35Il giorno dopo Giovanni stava ancora là con due dei suoi discepoli 36e, fissando lo sguardo su Gesù che passava, disse: "Ecco l'agnello di Dio!". 37E i suoi due discepoli, sentendolo parlare così, seguirono Gesù. 38Gesù allora si voltò e, osservando che essi lo seguivano, disse loro: "Che cosa cercate?". Gli risposero: "Rabbì - che, tradotto, significa Maestro -, dove dimori?". 39Disse loro: "Venite e vedrete". Andarono dunque e videro dove egli dimorava e quel giorno rimasero con lui; erano circa le quattro del pomeriggio. 40Uno dei due che avevano udito le parole di Giovanni e lo avevano seguito, era Andrea, fratello di Simon Pietro. 41Egli incontrò per primo suo fratello Simone e gli disse: "Abbiamo trovato il Messia" - che si traduce Cristo - 42e lo condusse da Gesù. Fissando lo sguardo su di lui, Gesù disse: "Tu sei Simone, il figlio di Giovanni; sarai chiamato Cefa" - che significa Pietro.

Commento alla Liturgia

L'annuncio cristiano

Luigi Maria Epicoco

“Giovanni stava ancora là con due dei suoi discepoli e, fissando lo sguardo su Gesù che passava, disse: «Ecco l'agnello di Dio!». E i due discepoli, sentendolo parlare così, seguirono Gesù”.

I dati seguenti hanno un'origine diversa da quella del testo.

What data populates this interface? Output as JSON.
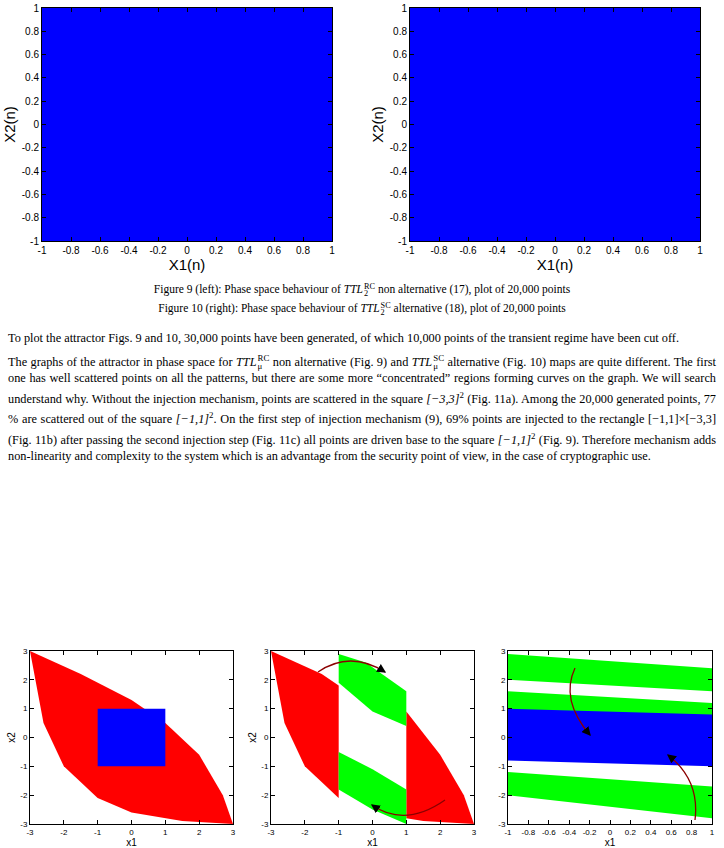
{
  "chart_data": [
    {
      "type": "region",
      "x_label": "X1(n)",
      "y_label": "X2(n)",
      "xlim": [
        -1,
        1
      ],
      "ylim": [
        -1,
        1
      ],
      "xticks": [
        -1,
        -0.8,
        -0.6,
        -0.4,
        -0.2,
        0,
        0.2,
        0.4,
        0.6,
        0.8,
        1
      ],
      "yticks": [
        -1,
        -0.8,
        -0.6,
        -0.4,
        -0.2,
        0,
        0.2,
        0.4,
        0.6,
        0.8,
        1
      ],
      "grid": false,
      "series": [
        {
          "color": "#0000ff",
          "x": [
            -1,
            1,
            1,
            -1
          ],
          "y": [
            -1,
            -1,
            1,
            1
          ]
        }
      ]
    },
    {
      "type": "region",
      "x_label": "X1(n)",
      "y_label": "X2(n)",
      "xlim": [
        -1,
        1
      ],
      "ylim": [
        -1,
        1
      ],
      "xticks": [
        -1,
        -0.8,
        -0.6,
        -0.4,
        -0.2,
        0,
        0.2,
        0.4,
        0.6,
        0.8,
        1
      ],
      "yticks": [
        -1,
        -0.8,
        -0.6,
        -0.4,
        -0.2,
        0,
        0.2,
        0.4,
        0.6,
        0.8,
        1
      ],
      "grid": false,
      "series": [
        {
          "color": "#0000ff",
          "x": [
            -1,
            1,
            1,
            -1
          ],
          "y": [
            -1,
            -1,
            1,
            1
          ]
        }
      ]
    },
    {
      "type": "region",
      "x_label": "x1",
      "y_label": "x2",
      "xlim": [
        -3,
        3
      ],
      "ylim": [
        -3,
        3
      ],
      "xticks": [
        -3,
        -2,
        -1,
        0,
        1,
        2,
        3
      ],
      "yticks": [
        -3,
        -2,
        -1,
        0,
        1,
        2,
        3
      ],
      "grid": false,
      "series": [
        {
          "color": "#ff0000",
          "x": [
            -3,
            -1.5,
            0,
            1,
            2,
            2.7,
            3,
            1.5,
            0,
            -1,
            -2,
            -2.6
          ],
          "y": [
            3,
            2.2,
            1.3,
            0.5,
            -0.6,
            -2,
            -3,
            -2.9,
            -2.6,
            -2.1,
            -1,
            0.5
          ]
        },
        {
          "color": "#0000ff",
          "x": [
            -1,
            1,
            1,
            -1
          ],
          "y": [
            -1,
            -1,
            1,
            1
          ]
        }
      ]
    },
    {
      "type": "region",
      "x_label": "x1",
      "y_label": "x2",
      "xlim": [
        -3,
        3
      ],
      "ylim": [
        -3,
        3
      ],
      "xticks": [
        -3,
        -2,
        -1,
        0,
        1,
        2,
        3
      ],
      "yticks": [
        -3,
        -2,
        -1,
        0,
        1,
        2,
        3
      ],
      "grid": false,
      "series": [
        {
          "color": "#ff0000",
          "x": [
            -3,
            -1.5,
            -1,
            -1,
            -2,
            -2.6
          ],
          "y": [
            3,
            2.2,
            1.8,
            -2.1,
            -1,
            0.5
          ]
        },
        {
          "color": "#ff0000",
          "x": [
            1,
            2,
            2.7,
            3,
            1.5,
            1
          ],
          "y": [
            0.9,
            -0.6,
            -2,
            -3,
            -2.9,
            -2.8
          ]
        },
        {
          "color": "#00ff00",
          "x": [
            -1,
            -0.2,
            1,
            1,
            0,
            -1
          ],
          "y": [
            2.9,
            2.6,
            1.6,
            0.4,
            0.9,
            1.9
          ]
        },
        {
          "color": "#00ff00",
          "x": [
            -1,
            0,
            1,
            1,
            0,
            -1
          ],
          "y": [
            -0.5,
            -1.1,
            -1.8,
            -3,
            -2.5,
            -1.8
          ]
        }
      ]
    },
    {
      "type": "region",
      "x_label": "x1",
      "xlim": [
        -1,
        1
      ],
      "ylim": [
        -3,
        3
      ],
      "xticks": [
        -1,
        -0.8,
        -0.6,
        -0.4,
        -0.2,
        0,
        0.2,
        0.4,
        0.6,
        0.8,
        1
      ],
      "yticks": [
        -3,
        -2,
        -1,
        0,
        1,
        2,
        3
      ],
      "grid": false,
      "series": [
        {
          "color": "#00ff00",
          "x": [
            -1,
            1,
            1,
            -1
          ],
          "y": [
            2.9,
            2.4,
            1.6,
            2.0
          ]
        },
        {
          "color": "#00ff00",
          "x": [
            -1,
            1,
            1,
            -1
          ],
          "y": [
            1.6,
            1.2,
            0.5,
            0.9
          ]
        },
        {
          "color": "#0000ff",
          "x": [
            -1,
            1,
            1,
            -1
          ],
          "y": [
            1.0,
            0.8,
            -1.0,
            -0.8
          ]
        },
        {
          "color": "#00ff00",
          "x": [
            -1,
            1,
            1,
            -1
          ],
          "y": [
            -1.2,
            -1.7,
            -2.8,
            -2.0
          ]
        }
      ]
    }
  ],
  "captions": [
    [
      "Figure 9 (left): Phase space behaviour of ",
      {
        "base": "TTL",
        "sup": "RC",
        "sub": "2"
      },
      "  non alternative (17), plot of 20,000 points"
    ],
    [
      "Figure 10 (right): Phase space behaviour of ",
      {
        "base": "TTL",
        "sup": "SC",
        "sub": "2"
      },
      "  alternative (18), plot of 20,000 points"
    ]
  ],
  "paragraphs": [
    [
      "To plot the attractor Figs. 9 and 10, 30,000 points have been generated, of which 10,000 points of the transient regime have been cut off."
    ],
    [
      "The graphs of the attractor in phase space for ",
      {
        "base": "TTL",
        "sup": "RC",
        "sub": "μ"
      },
      "  non alternative (Fig. 9) and ",
      {
        "base": "TTL",
        "sup": "SC",
        "sub": "μ"
      },
      "  alternative (Fig. 10) maps are quite different. The first one has well scattered points on all the patterns, but there are some more “concentrated” regions forming curves on the graph. We will search understand why. Without the injection mechanism, points are scattered in the square ",
      {
        "base": "[−3,3]",
        "sup": "2"
      },
      " (Fig. 11a). Among the 20,000 generated points, 77 % are scattered out of the square ",
      {
        "base": "[−1,1]",
        "sup": "2"
      },
      ". On the first step of injection mechanism (9), 69% points are injected to the rectangle [−1,1]×[−3,3] (Fig. 11b) after passing the second injection step (Fig. 11c) all points are driven base to the square ",
      {
        "base": "[−1,1]",
        "sup": "2"
      },
      " (Fig. 9). Therefore mechanism adds non-linearity and complexity to the system which is an advantage from the security point of view, in the case of cryptographic use."
    ]
  ]
}
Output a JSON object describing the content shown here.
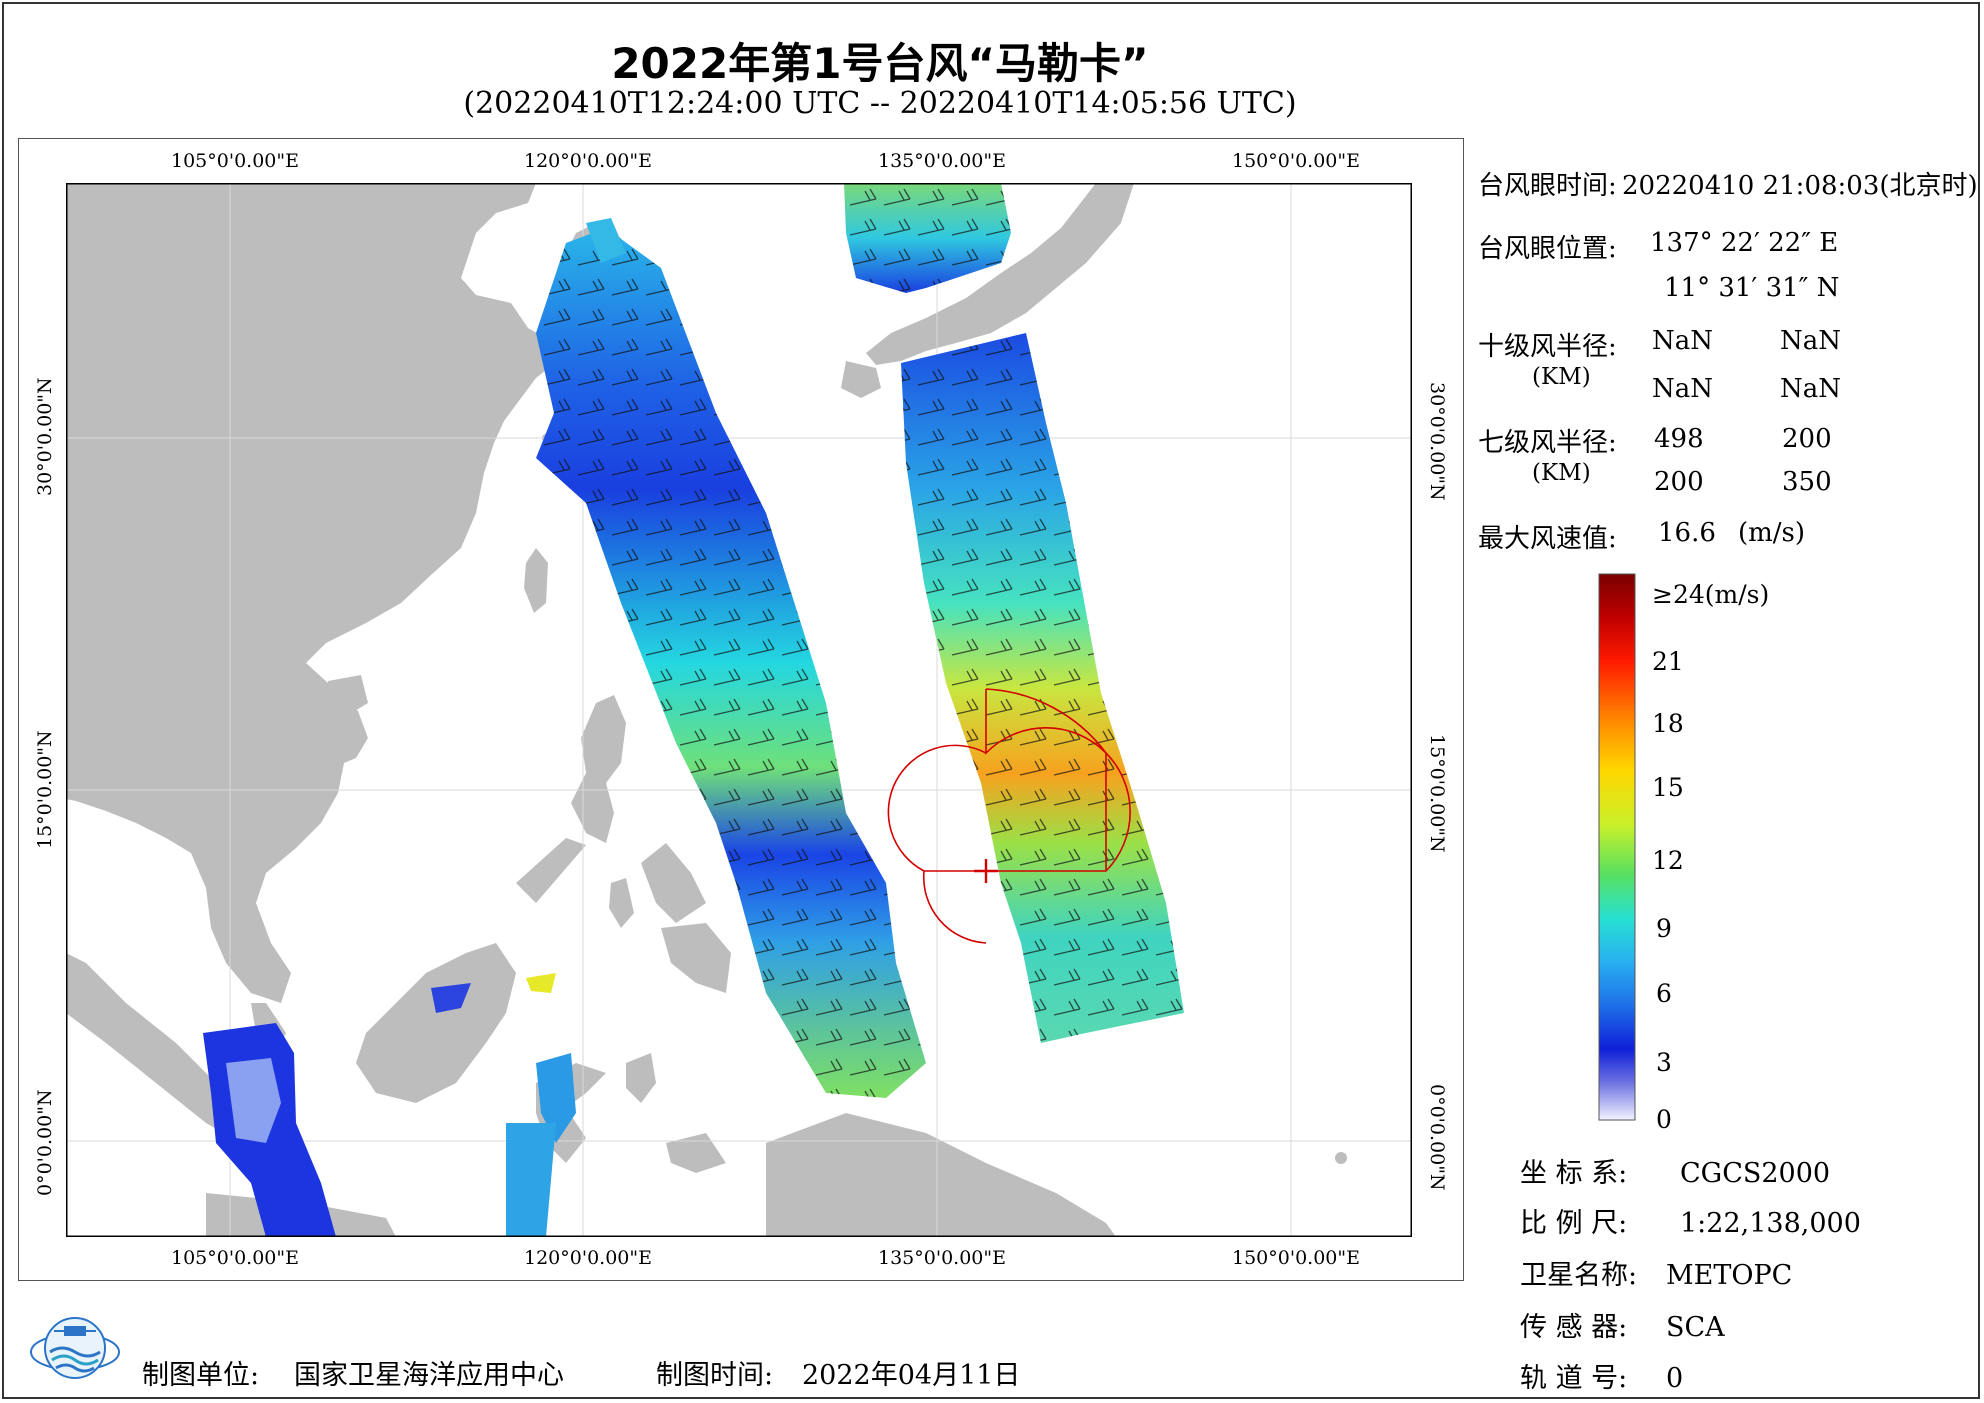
{
  "header": {
    "title": "2022年第1号台风“马勒卡”",
    "subtitle": "(20220410T12:24:00 UTC -- 20220410T14:05:56 UTC)"
  },
  "map": {
    "lon_labels": [
      "105°0'0.00\"E",
      "120°0'0.00\"E",
      "135°0'0.00\"E",
      "150°0'0.00\"E"
    ],
    "lat_labels": [
      "30°0'0.00\"N",
      "15°0'0.00\"N",
      "0°0'0.00\"N"
    ],
    "extent": {
      "lon_min": 98.0,
      "lon_max": 155.0,
      "lat_min": -3.8,
      "lat_max": 41.0
    },
    "typhoon_center": {
      "lon": 137.373,
      "lat": 11.525
    },
    "colors": {
      "land": "#bdbdbd",
      "ocean": "#ffffff",
      "circle": "#d40000"
    }
  },
  "info": {
    "eye_time_label": "台风眼时间:",
    "eye_time_value": "20220410 21:08:03(北京时)",
    "eye_pos_label": "台风眼位置:",
    "eye_lon": "137° 22′ 22″ E",
    "eye_lat": "11° 31′ 31″ N",
    "r10_label": "十级风半径:",
    "r10_unit": "(KM)",
    "r10_values": [
      "NaN",
      "NaN",
      "NaN",
      "NaN"
    ],
    "r7_label": "七级风半径:",
    "r7_unit": "(KM)",
    "r7_values": [
      "498",
      "200",
      "200",
      "350"
    ],
    "max_wind_label": "最大风速值:",
    "max_wind_value": "16.6",
    "max_wind_unit": "(m/s)"
  },
  "colorbar": {
    "top_label": "≥24(m/s)",
    "ticks": [
      "21",
      "18",
      "15",
      "12",
      "9",
      "6",
      "3",
      "0"
    ],
    "range": [
      0,
      24
    ]
  },
  "meta": {
    "coord_label": "坐 标 系:",
    "coord_value": "CGCS2000",
    "scale_label": "比 例 尺:",
    "scale_value": "1:22,138,000",
    "sat_label": "卫星名称:",
    "sat_value": "METOPC",
    "sensor_label": "传 感 器:",
    "sensor_value": "SCA",
    "orbit_label": "轨 道 号:",
    "orbit_value": "0"
  },
  "footer": {
    "org_label": "制图单位:",
    "org_value": "国家卫星海洋应用中心",
    "date_label": "制图时间:",
    "date_value": "2022年04月11日"
  }
}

Se volessimo cercare la definizione più bella di evangelizzazione la potremmo trovare proprio in questi versetti del Vangelo di Giovanni. La potenza della descrizione che ne fa l’evangelista rende l’idea di ciò che è davvero l’annuncio cristiano. Le parole di Giovanni Battista non imprigionano i suoi discepoli, non li trattengono in quei malati sensi di colpa che tante volte le persone carismatiche volontariamente e involontariamente suscitano in chi le segue. Le parole di Giovanni ridestano nel cuore dei suoi discepoli il desiderio di Gesù. E questo desiderio è così potente che possono congedarsi anche dal loro primo maestro, Giovanni. Basterebbero questi versetti a metterci seriamente in un atteggiamento di verifica, di esame di noi stessi e delle nostre esperienze ecclesiali. Una Chiesa è tale solo se è Cristocentrica. E il Cristocentrismo nasce dal fatto che chi si mette alla sequela di Gesù lo si riconosce dalle domande che si porta nel cuore, dalla capacità di interrogarsi, di mettersi in discussione, di lasciare il certo per il Mistero, di ricercare Qualcuno più che qualcosa. L’idolatria infatti è sempre cercare “qualcosa” che ci rassicuri, il cristianesimo invece è abbandonare questo tipo di rassicurazione per metterci invece alla sequela di “Qualcuno” che non ci offre una casa ma un’esperienza:

“Gesù allora si voltò e, vedendo che lo seguivano, disse: «Che cercate?». Gli risposero: «Rabbì (che significa maestro), dove abiti?». Disse loro: «Venite e vedrete»”.

Cerca nei commenti

Nei testi biblici, il verbo zēteō (ζητέω) ha una valenza propriamente religiosa, perché viene usato nel linguaggio profetico e sapienziale per indicare la ricerca o la non ricerca di Dio. Il parallelo di questa scena di ricerca all’inizio del racconto con quella di Maria di Magdala alla conclusione (20,15) sembra racchiudere in una cornice tutto il vangelo. Ripetuto tre volte in soli due versetti, il verbo μένω (mèno) è uno dei termini più propri del quarto Vangelo, che lo usa – e progressivamente lo rivela – in tutta la sua densità di significato. Qui Giovanni ne mostra già due sfumature: “stare di casa, abitare” e “re-stare dove si è, continuare”, nel senso traslato di non lasciare un certo stato di vita o ambiente. La notazione del narratore sul fatto che i discepoli “quel giorno rimasero con lui”, omettendo ogni precisazione di luogo, comincia a evocare che il luogo in cui sia Gesù che i discepoli si sentono a casa è una relazione di comunione personale e duratura, capace di “rimanere”. Il termine Μεσσίας (Messìas) ricorre solo due volte in tutto il Nuovo Testamento, entrambe nel Quarto Vangelo, qui e sulle labbra della donna samaritana in Gv 4,25, e in entrambi i casi è tradotto con “Cristo”, secondo l’interpretazione greca dell’ebraico mashiah: χριστός (kristòs), l’Unto. Nel riferimento all’unzione si condensa tutta la tradizione regale, sacerdotale e profetica riguardante la figura del Messia atteso nell’Antico Testamento. Andrea la fa propria indicando Gesù a Simone con questo titolo. Ma dietro l’evocazione di tale sfondo, tutto avviene sul piano delle relazioni, che sono il luogo della rivelazione più inaudita e nello stesso tempo più alla portata di tutti.